As it leaves the pitcher’s hand, the batter has about 2/10 of a second to read the pitch and decide whether to swing the bat or not. In those fractions of a second, the player must decide what kind of pitch is being thrown, how fast it is going to be arriving at home plate, and whether or not the ball will cross home plate for a strike. Being off a couple thousandths of a second means the difference between hitting the ball or not. And the pitcher, God bless him, has other tricks up his sleeve as well. He can change speeds from pitch to pitch to keep the hitter off balance. He can change the angle of his arm when he delivers the ball – coming “over the top” or “dropping down” and slinging the ball almost sidearm. This will change the rotation of the seams against the air between the mound and home plate causing the ball to shoot across the plate while diving downward.

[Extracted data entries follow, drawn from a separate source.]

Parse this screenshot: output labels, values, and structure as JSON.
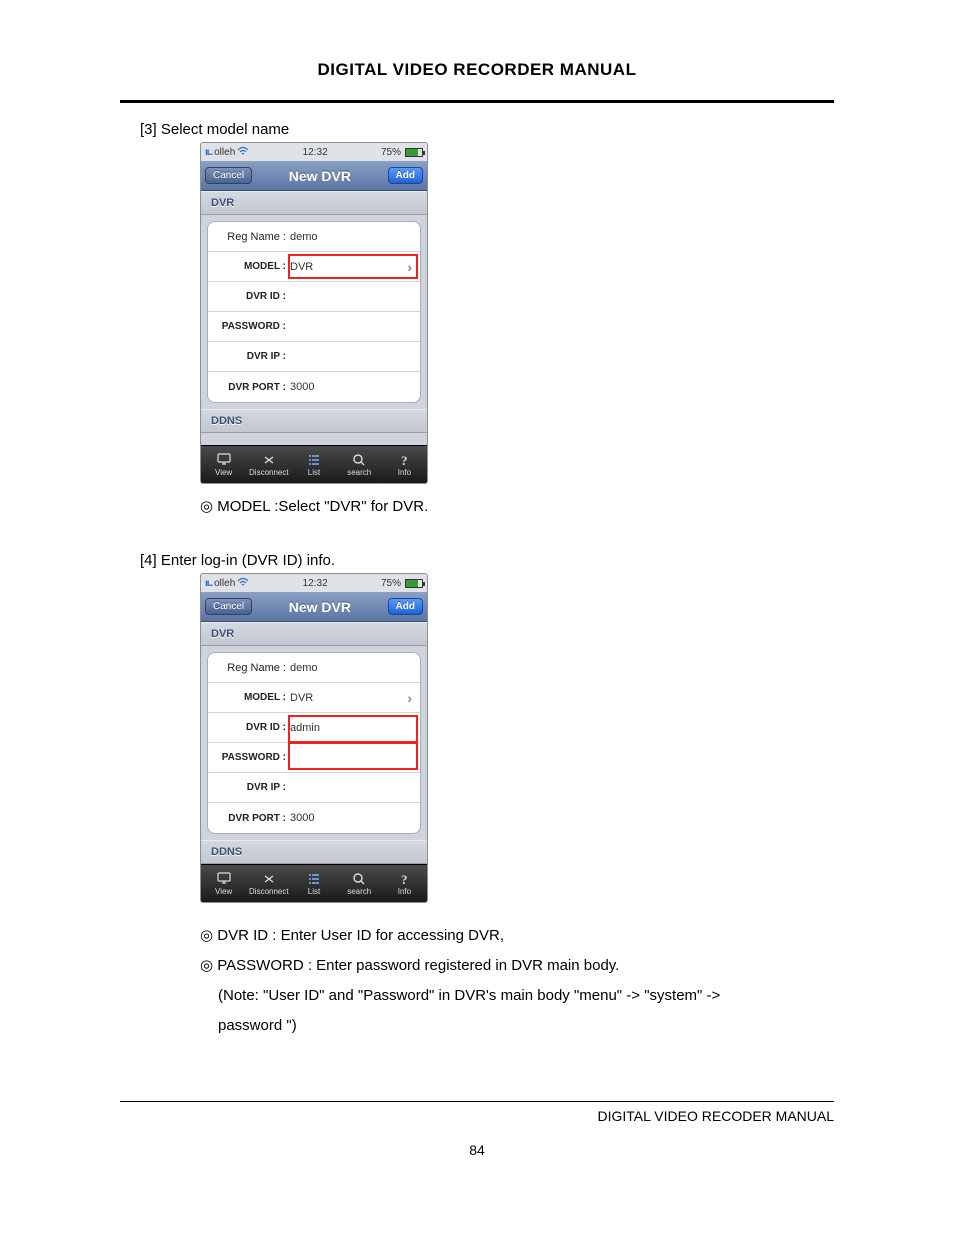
{
  "header": {
    "title": "DIGITAL VIDEO RECORDER MANUAL"
  },
  "step3": {
    "label": "[3] Select model name"
  },
  "step4": {
    "label": "[4] Enter log-in (DVR ID) info."
  },
  "phone": {
    "status": {
      "carrier": "olleh",
      "time": "12:32",
      "battery_pct": "75%"
    },
    "nav": {
      "cancel": "Cancel",
      "title": "New DVR",
      "add": "Add"
    },
    "section_dvr": "DVR",
    "section_ddns": "DDNS",
    "rows": {
      "regname_label": "Reg Name :",
      "regname_value": "demo",
      "model_label": "MODEL :",
      "model_value": "DVR",
      "dvrid_label": "DVR ID :",
      "dvrid_value_s4": "admin",
      "password_label": "PASSWORD :",
      "dvrip_label": "DVR IP :",
      "dvrport_label": "DVR PORT :",
      "dvrport_value": "3000"
    },
    "tabs": {
      "view": "View",
      "disconnect": "Disconnect",
      "list": "List",
      "search": "search",
      "info": "Info"
    }
  },
  "captions": {
    "c3_1": "◎ MODEL :Select \"DVR\" for DVR.",
    "c4_1": "◎ DVR ID : Enter User ID for accessing DVR,",
    "c4_2": "◎ PASSWORD : Enter password registered in DVR main body.",
    "c4_3": "(Note: \"User ID\" and \"Password\" in DVR's main body \"menu\" -> \"system\" ->",
    "c4_4": "password \")"
  },
  "footer": {
    "right": "DIGITAL VIDEO RECODER MANUAL",
    "page": "84"
  }
}
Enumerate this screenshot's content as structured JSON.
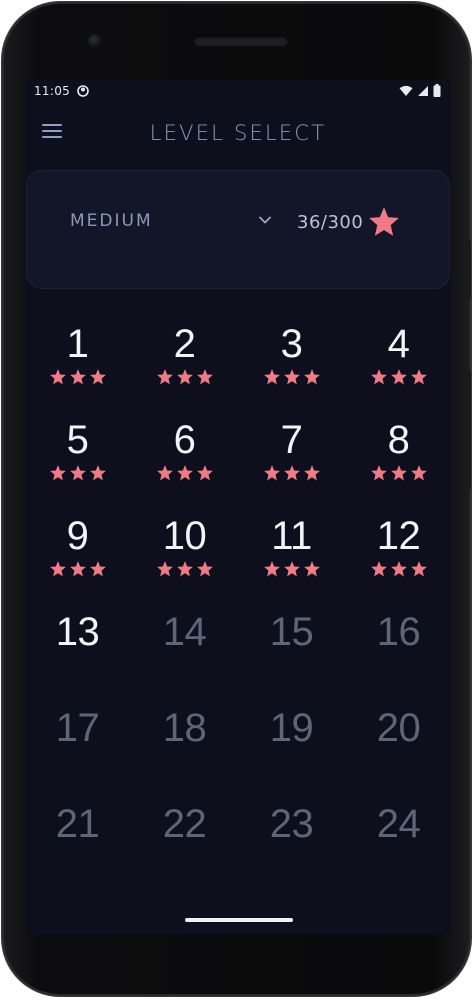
{
  "status_bar": {
    "time": "11:05"
  },
  "app_bar": {
    "title": "LEVEL SELECT"
  },
  "selector": {
    "difficulty": "MEDIUM",
    "stars_earned": "36/300"
  },
  "colors": {
    "star": "#f07a86",
    "background": "#0e0f1d",
    "card": "#131628",
    "accent_text": "#8d9ac0"
  },
  "levels": [
    {
      "number": "1",
      "stars": 3,
      "locked": false
    },
    {
      "number": "2",
      "stars": 3,
      "locked": false
    },
    {
      "number": "3",
      "stars": 3,
      "locked": false
    },
    {
      "number": "4",
      "stars": 3,
      "locked": false
    },
    {
      "number": "5",
      "stars": 3,
      "locked": false
    },
    {
      "number": "6",
      "stars": 3,
      "locked": false
    },
    {
      "number": "7",
      "stars": 3,
      "locked": false
    },
    {
      "number": "8",
      "stars": 3,
      "locked": false
    },
    {
      "number": "9",
      "stars": 3,
      "locked": false
    },
    {
      "number": "10",
      "stars": 3,
      "locked": false
    },
    {
      "number": "11",
      "stars": 3,
      "locked": false
    },
    {
      "number": "12",
      "stars": 3,
      "locked": false
    },
    {
      "number": "13",
      "stars": 0,
      "locked": false
    },
    {
      "number": "14",
      "stars": 0,
      "locked": true
    },
    {
      "number": "15",
      "stars": 0,
      "locked": true
    },
    {
      "number": "16",
      "stars": 0,
      "locked": true
    },
    {
      "number": "17",
      "stars": 0,
      "locked": true
    },
    {
      "number": "18",
      "stars": 0,
      "locked": true
    },
    {
      "number": "19",
      "stars": 0,
      "locked": true
    },
    {
      "number": "20",
      "stars": 0,
      "locked": true
    },
    {
      "number": "21",
      "stars": 0,
      "locked": true
    },
    {
      "number": "22",
      "stars": 0,
      "locked": true
    },
    {
      "number": "23",
      "stars": 0,
      "locked": true
    },
    {
      "number": "24",
      "stars": 0,
      "locked": true
    }
  ]
}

What good are big muscles when trying to hit a baseball? Sure, once you connect, the ball might fly a little farther. But Bonds was a career .298 hitter. He was known to have the best batting eye in the business. This is evidenced by the best in baseball history, 2,558 walks, including an incredible 688 intentional walks. Pitchers would walk home a run by giving Bonds an intentional pass with the bases loaded rather than risk facing him in a clutch situation.

Bonds had all the tools: speed, power, hit for average, a premier run producer, and a good, but not great, arm. Perhaps it's time for the Veterans Committee to relent and give Bonds the props he deserves.